Hi I have following assignment and I have not really a clue on how to solve it, because it is completely different then what we did at class.
The simple fishery model reads $\dot{N} = rN(1-N/K)-H$, where $N$ is the fish population, $K$ is a carrying capacity, $r$ is the growth rate, and $H$ is the term considering the effect of fishing. In a refined version, the model is improved to $\dot{N}=rN(1-N/K)-H\frac{N}{A+N}$, with parameters $H$ and $A$ being larger than zero.
(a) Why is the refined model more realistic than the original, simple one?
(b) Give a biological interpretation of parameter $A$; what does it measure?
(c) Show that the refined system can be rewritten in dimensionless form as $$ \frac{dx}{d\tau} = x(1-x) - \frac{hx}{a+x} $$
(d) Show that the refined system can have one, two, or three fixed points, depending on the numerical values of parameters $a$ and $h$. Classify the stability of the fixed points.
(e) Analyze the dynamics of the system near $x=0$, and show that a bifurcation occurs if $h=a$. Which kind of bifurcation is it?
(f) Plot the stability diagram of the system in the $a$, $q$ parameter space. Can hysteresis occur in any of the stability regions?
d and e I have some idea but with the others i am clueless :( Greetings Max
a) Fishers cannot reduce the fish population at a constant rate $H$. If no fish is in the water, they fish nothing, i.e. the fishing term must equal zero if $N=0$. In the refined version, one can observe that the fishing rate increases with the amount of fish, but is bounded by $H$.
b) If $A=0$ the simple model is recovered. If $A\to \infty$, no fishing occurs at all. In between, the parameter $A$ sets the slope of the fishing term at $N=0$ (decreasing with $A$). Therefore, $A$ measures the inefficiency of the fishing community.
c) Let us set $t = \alpha\tau$ and $x = \beta N$. We get $$ \frac{\text d x}{\text d \tau} = \alpha r {x} \left(1-\frac{x}{\beta K}\right) - \alpha H \frac {x}{\beta A+x} \, . $$ Setting $\alpha =1/r$ and $\beta =1/K$, the desired equation is obtained, where $h = \alpha H$ and $a = \beta A$.

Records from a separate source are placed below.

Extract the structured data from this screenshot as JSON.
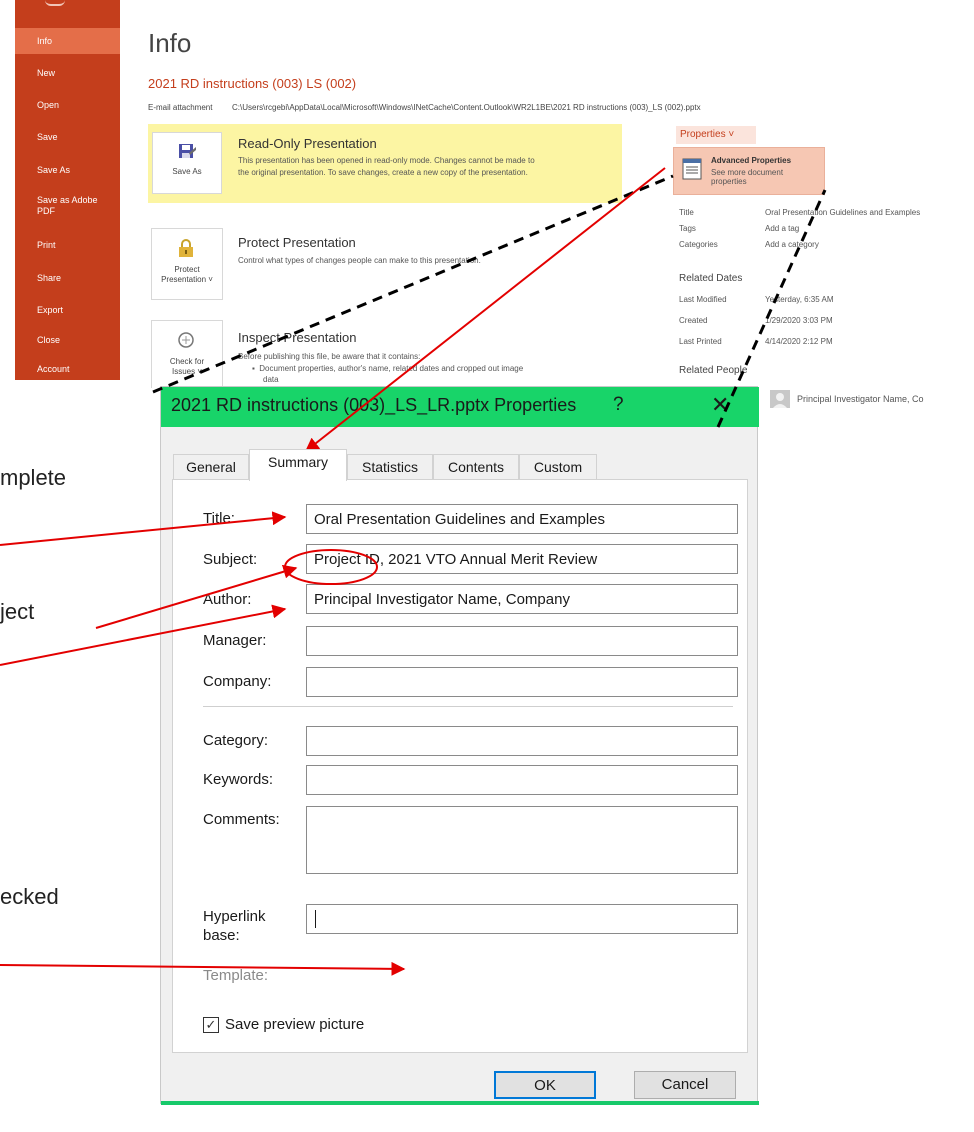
{
  "backstage": {
    "items": [
      {
        "label": "Info",
        "active": true
      },
      {
        "label": "New"
      },
      {
        "label": "Open"
      },
      {
        "label": "Save"
      },
      {
        "label": "Save As"
      },
      {
        "label": "Save as Adobe PDF"
      },
      {
        "label": "Print"
      },
      {
        "label": "Share"
      },
      {
        "label": "Export"
      },
      {
        "label": "Close"
      },
      {
        "label": "Account"
      }
    ]
  },
  "info": {
    "heading": "Info",
    "doc_title": "2021 RD instructions (003) LS (002)",
    "attachment_label": "E-mail attachment",
    "attachment_path": "C:\\Users\\rcgebi\\AppData\\Local\\Microsoft\\Windows\\INetCache\\Content.Outlook\\WR2L1BE\\2021 RD instructions (003)_LS (002).pptx",
    "readonly": {
      "button_label": "Save As",
      "title": "Read-Only Presentation",
      "desc_line1": "This presentation has been opened in read-only mode. Changes cannot be made to",
      "desc_line2": "the original presentation. To save changes, create a new copy of the presentation."
    },
    "protect": {
      "button_label_1": "Protect",
      "button_label_2": "Presentation ˅",
      "title": "Protect Presentation",
      "desc": "Control what types of changes people can make to this presentation."
    },
    "inspect": {
      "button_label_1": "Check for",
      "button_label_2": "Issues ˅",
      "title": "Inspect Presentation",
      "desc_line1": "Before publishing this file, be aware that it contains:",
      "desc_line2": "Document properties, author's name, related dates and cropped out image",
      "desc_line3": "data"
    },
    "properties": {
      "button_label": "Properties ˅",
      "advanced_title": "Advanced Properties",
      "advanced_desc": "See more document properties",
      "rows": [
        {
          "label": "Title",
          "value": "Oral Presentation Guidelines and Examples"
        },
        {
          "label": "Tags",
          "value": "Add a tag"
        },
        {
          "label": "Categories",
          "value": "Add a category"
        }
      ],
      "related_dates_heading": "Related Dates",
      "dates": [
        {
          "label": "Last Modified",
          "value": "Yesterday, 6:35 AM"
        },
        {
          "label": "Created",
          "value": "1/29/2020 3:03 PM"
        },
        {
          "label": "Last Printed",
          "value": "4/14/2020 2:12 PM"
        }
      ],
      "related_people_heading": "Related People",
      "author_name": "Principal Investigator Name, Co"
    }
  },
  "dialog": {
    "title": "2021 RD instructions (003)_LS_LR.pptx Properties",
    "help_label": "?",
    "close_label": "✕",
    "tabs": [
      "General",
      "Summary",
      "Statistics",
      "Contents",
      "Custom"
    ],
    "active_tab": "Summary",
    "fields": {
      "title_label": "Title:",
      "title_value": "Oral Presentation Guidelines and Examples",
      "subject_label": "Subject:",
      "subject_value": "Project ID, 2021 VTO Annual Merit Review",
      "author_label": "Author:",
      "author_value": "Principal Investigator Name, Company",
      "manager_label": "Manager:",
      "manager_value": "",
      "company_label": "Company:",
      "company_value": "",
      "category_label": "Category:",
      "category_value": "",
      "keywords_label": "Keywords:",
      "keywords_value": "",
      "comments_label": "Comments:",
      "comments_value": "",
      "hyperlink_label_1": "Hyperlink",
      "hyperlink_label_2": "base:",
      "hyperlink_value": "",
      "template_label": "Template:"
    },
    "save_preview": {
      "label": "Save preview picture",
      "checked": true
    },
    "ok_label": "OK",
    "cancel_label": "Cancel"
  },
  "clipped_text": {
    "line1": "mplete",
    "line2": "ject",
    "line3": "ecked"
  },
  "colors": {
    "backstage": "#c43e1c",
    "titlebar": "#18d469",
    "readonly_bg": "#fcf5a3",
    "arrow": "#e30000"
  }
}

d) This question amounts to solve ${\text d x}/{\text d \tau}=0$, i.e. $x=0$ or $x^2 + (a-1) x + h -a =0$. The solutions are $x=0$ or $$ \begin{aligned} x & = x_{\pm} \\ & = \frac{1}{2}\left(1-a \pm \sqrt{(1+a)^2 -4h}\right) . \end{aligned} $$ Thus, we have one, two or three equilibria.
e) This question amounts to evaluate the derivative $J (x)$ of ${\text d x}/{\text d \tau}$ at the origin $x=0$. Here, $$ J (x) = 1-2x - h \frac{a}{(a+x)^2} , $$ and $J (0) = 1 - h/a$. If $J (0)<0$, i.e. $h > a$, the state $x=0$ is an asymptotically stable equilibrium. If $h < a$ , the state $x=0$ is an unstable equilibrium. Looking back to the quadratic equation above, a pitchfork bifurcation may occur at $a = h$.
f) Now let us determine the stability of the other equilibrium points $x_{\pm}$, which exist provided that $h \leq \frac{1}{4} (1+a)^2$. The sign of $J(x_+)$ tells us that $x_+$ is asymptotically stable if $a<1$, or if $a>1$ and $h < a$. The sign of $J(x_-)$ tells us that $x_-$ is asymptotically stable if $a>1$, or if $a<1$ and $h < a$. Here are the stability diagrams in $hy, x$ space for the two cases $a<1$ and $a>1$ are provided, where $x$ is restricted to positive values:
The diagrams suggest that if $a>1$ (the fishing community is not efficient), then one has only one attractive equilibrium value of $x$ simultaneously: no hysteresis occurs. However, if $a<1$ (the fishing community is more efficient), then less fish is available at equilibrium. Moreover, one has simultaneously two attractive equilibrium values for $a<h<\frac{1}{4}(1+a)^2$: hysteresis can occur.
Note that similar diagrams can be drawn in $a, x$ space.